Kathleen Norris tells her story, inAcedia & Me: Marriage, Monks and the Writer’s Life, of how she became a poet during her college days at Bennington. It was a teacher who told her she had what it takes.
Any Kathleen Norris readers out there? What do you think of her works? What do you think of her story of rediscovering faith? (By the way, her story here reminded me of those mentioned in Finding Faith, Losing Faith: Stories of Conversion and Apostasy, as told in the fine work of Timothy Larsen, who walked away and then came back to the faith.)
This chp tells the depressing story of some poets who could not find peace, and Norris winds in and out of her discovery of her gift for writing her own loss of faith, her marriage, and her move to South Dakota — where she began to discover her faith again.
In college she “came to believe that outgrowing a religious faith was something I needed to do in order to become a writer” (50). That is, “To challenge authority, convention, and traditional religion: that was the poet’s calling.” She also learned that depression was the proper mood for writing poetry.
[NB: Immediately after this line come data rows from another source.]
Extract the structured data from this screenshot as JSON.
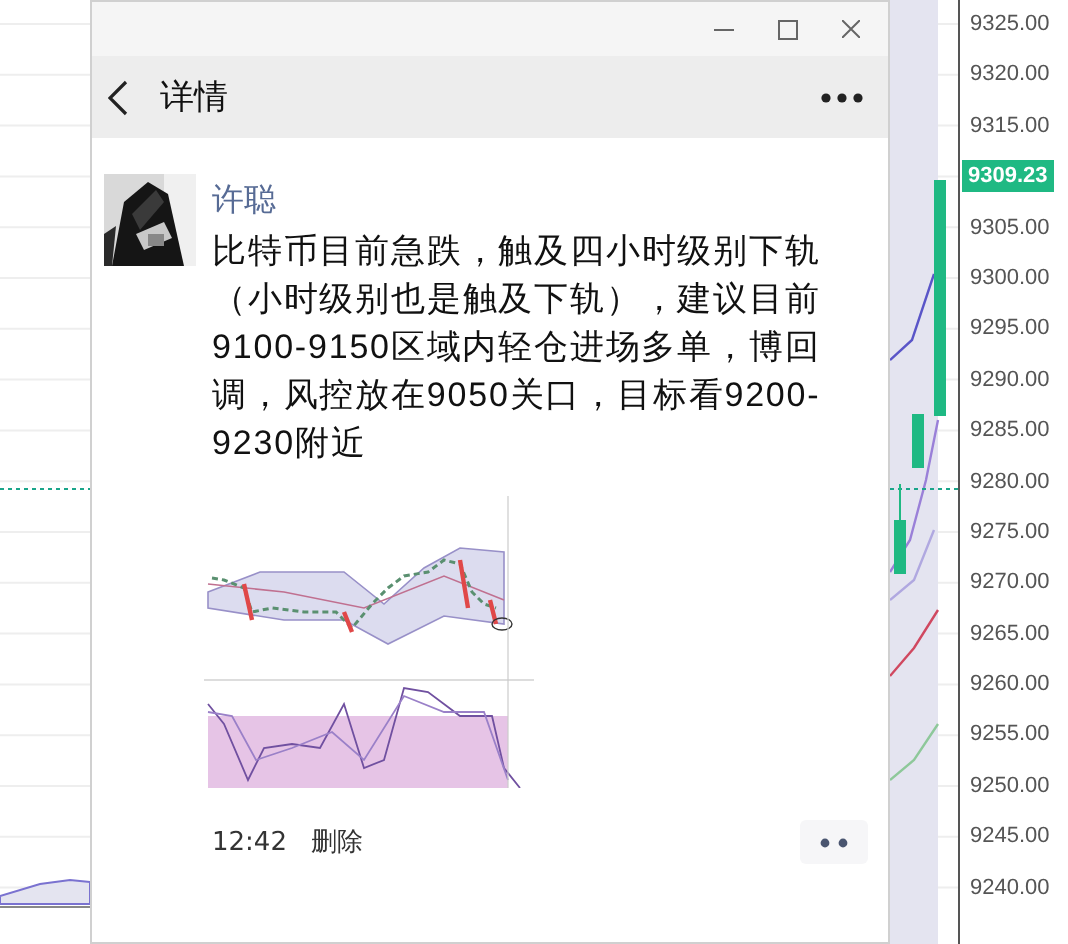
{
  "price_axis": {
    "labels": [
      "9325.00",
      "9320.00",
      "9315.00",
      "9305.00",
      "9300.00",
      "9295.00",
      "9290.00",
      "9285.00",
      "9280.00",
      "9275.00",
      "9270.00",
      "9265.00",
      "9260.00",
      "9255.00",
      "9250.00",
      "9245.00",
      "9240.00"
    ],
    "last_price": "9309.23"
  },
  "window": {
    "title": "详情"
  },
  "post": {
    "author": "许聪",
    "text": "比特币目前急跌，触及四小时级别下轨（小时级别也是触及下轨），建议目前9100-9150区域内轻仓进场多单，博回调，风控放在9050关口，目标看9200-9230附近",
    "time": "12:42",
    "delete_label": "删除"
  }
}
She and her husband then moved from NY to SD: “The people I encountered every day were not other writers but farmers and ranchers, and something of their deep respect for God, the land, and the weather began to rub off on me” (52). She occasionally attended her grandmother’s Presbyterian church, discovered a Benedictine abbey in the area, was advised to read Hans Kung or Flannery O’Connor — she chose Flannery.
Both Norris and her husband were poets and how they learned to live together — she going to bed early and arising early and he staying up late and rising late.
Acedia doesn’t really come up in this chp much — one might guess that she is here connecting acedia to depression, the depression that poets know.